Un locataire non inscrit au RCS peut-il bénéficier d’un bail dérogatoire ?

Le bail dérogatoire, également appelé bail de courte durée ou bail précaire, permet de déroger aux règles qui régissent habituellement les baux commerciaux, plus protectrices pour le locataire. Le bail dérogatoire permet de louer des locaux utilisés pour l’exploitation d’une activité commerciale ou artisanale, pour une durée plus courte que le bail commercial classique. Le locataire ne bénéficie pas du droit au renouvellement.

Un arrêt récent de la Cour de cassation apporte des précisions sur la validité du bail commercial, notamment en cas de bail dérogatoire. Un bail commercial dérogatoire est-il valable si le locataire n’est pas inscrit au registre du commerce et des sociétés (RCS) ?

En cas de maintien du locataire dans les lieux, un nouveau bail commercial s’opère

La réglementation a mis en place un bail dérogatoire permettant, par exemple, au preneur de commencer son activité alors même qu’il n’est pas certain de maintenir celle-ci pendant toute une période triennale d’un bail commercial.

Ce bail dérogatoire ne doit pas dépasser 3 ans. Les parties peuvent conclure plusieurs baux successifs dès lors que cette durée maximale n’est pas dépassée.

À l’échéance du bail, si le locataire ne quitte pas les lieux, le bailleur dispose d’1 mois pour manifester son opposition à son maintien dans les lieux, s’il ne l’a pas fait avant.
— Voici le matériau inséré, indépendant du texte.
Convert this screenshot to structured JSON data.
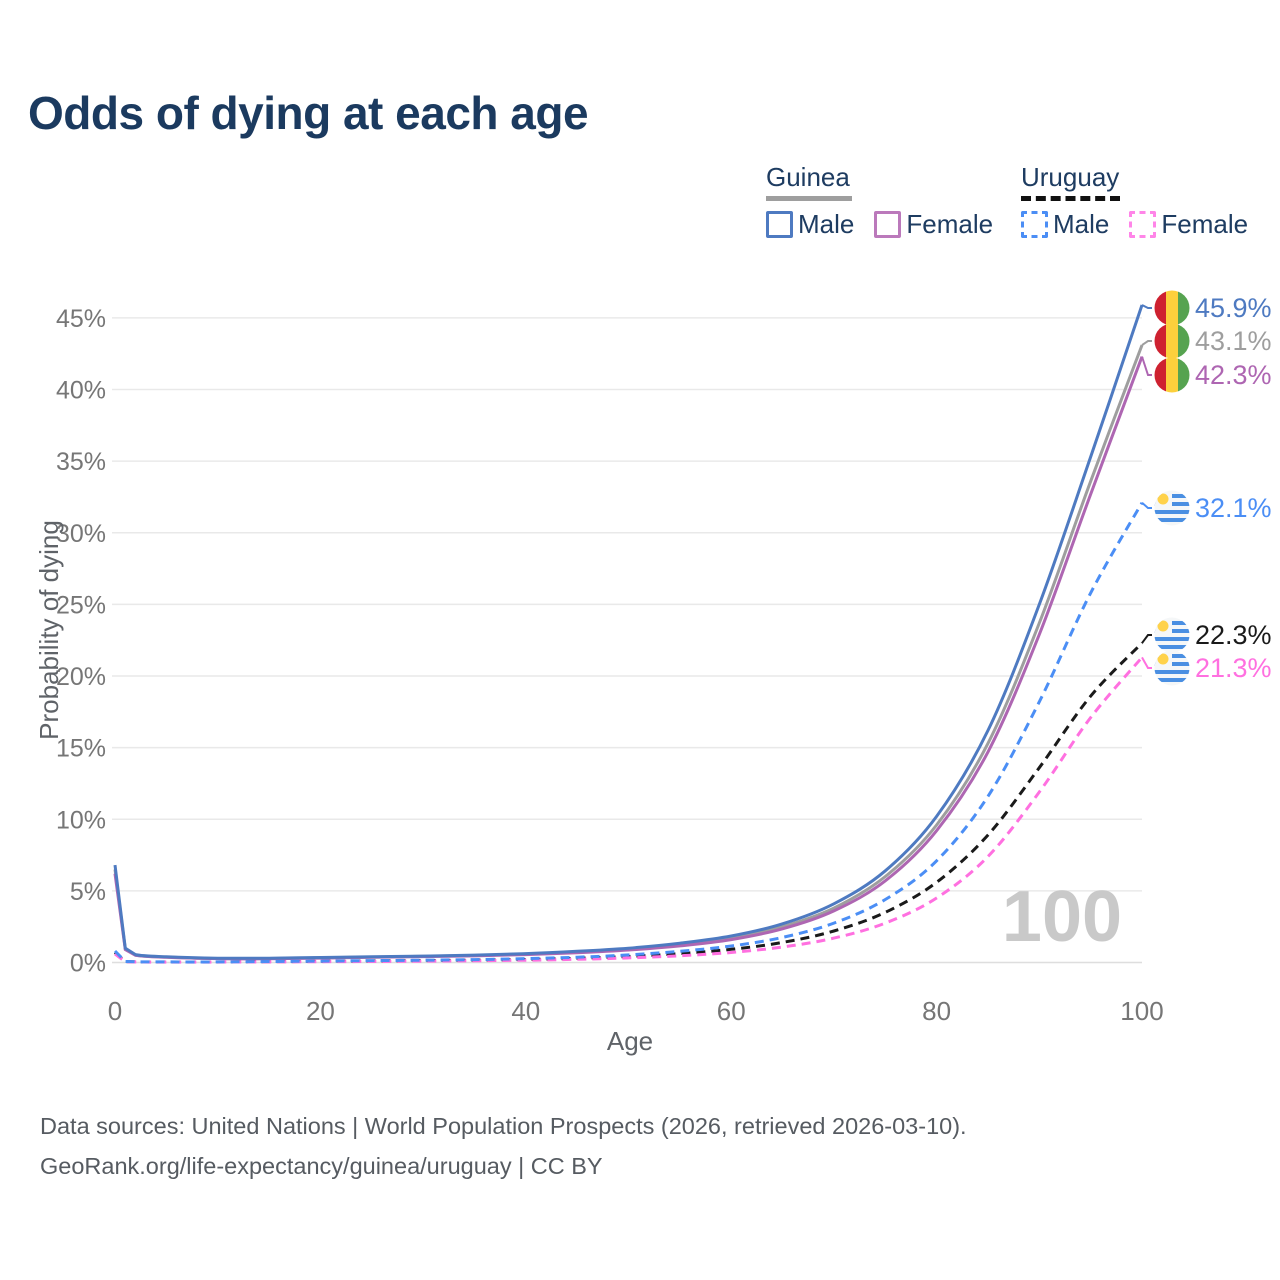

À défaut de réaction du bailleur, le locataire qui est resté dans les lieux à la fin du bail dérogatoire, bénéficie automatiquement d’un nouveau bail soumis au statut des baux commerciaux.

Qu’en est-il de l’obligation d’immatriculation du preneur ?

Selon le principe général, le locataire d’un bail soumis au statut des baux commerciaux a l’obligation d’être immatriculé au RCS ou au répertoire des métiers. Sans cette immatriculation, le droit au renouvellement du bail pourrait être remis en cause.

Néanmoins, dans un arrêt du 25 octobre 2018 la Cour de cassation s’est positionnée différemment suite au maintien dans les lieux du locataire à l’issue du bail dérogatoire.

Dans ce cas, un bail dérogatoire de 23 mois avait été conclu. Les locataires avaient pris l’engagement, sous peine de caducité du contrat, de fournir une attestation de leur inscription au RCS.

Par la suite, 2 autres baux dérogatoires de même durée avaient été consentis, puis les locataires étaient restés en possession des lieux.

Ils avaient alors assigné leur bailleur pour obtenir un bail commercial de 9 ans, bien que non immatriculés au RCS à la date de l’assignation.

L’immatriculation au RCS n’est pas une condition impérative

La Cour de Cassation a considéré que le simple fait que le preneur soit laissé en possession des lieux à l’issue des baux dérogatoires suffit pour que démarre un bail commercial de 9 ans. Elle précise, dans ce cas, que l’inscription au RCS n’est pas une condition sine qua non pour la validité de ce nouveau bail soumis au régime des baux commerciaux.

Ce qu’il faut retenir 

Cette décision porte uniquement sur le cas d’un bail commercial conclu à la suite d’un bail dérogatoire puis au maintien dans les lieux du locataire.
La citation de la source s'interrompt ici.